Nothing was explained
I remember another couple who had a hard time. The mum had had a baby at 16 that was taken into care. I met her years later, when they were in their 30s and had a 2-year-old. They didn’t own proper sheets or bedding, and the child had been sleeping on the floor so there was an assessment done. In court, the mum thought she understood what was being said, but because nothing was explained clearly she hadn’t even realised that social services were planning for their child to be adopted.

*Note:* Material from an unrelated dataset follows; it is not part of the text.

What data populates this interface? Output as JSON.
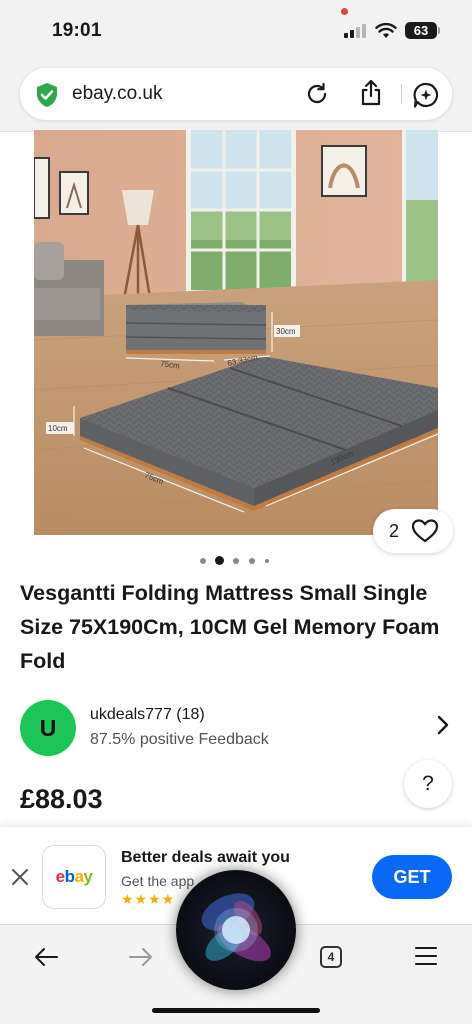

When I explained it, the mum said, “But we’ve done everything they asked! We’ve decorated and bought quilts and done housework!” I want to know: where was the support for this family beforehand? They’d been struggling with no money coming in for weeks at a time. A lot of families have challenges to do with housing or curtains or carpet. The system will sometimes just ignore that parents can’t afford things.
Poverty has an impact on the right to family life and we need to bring humanity into the child protection process.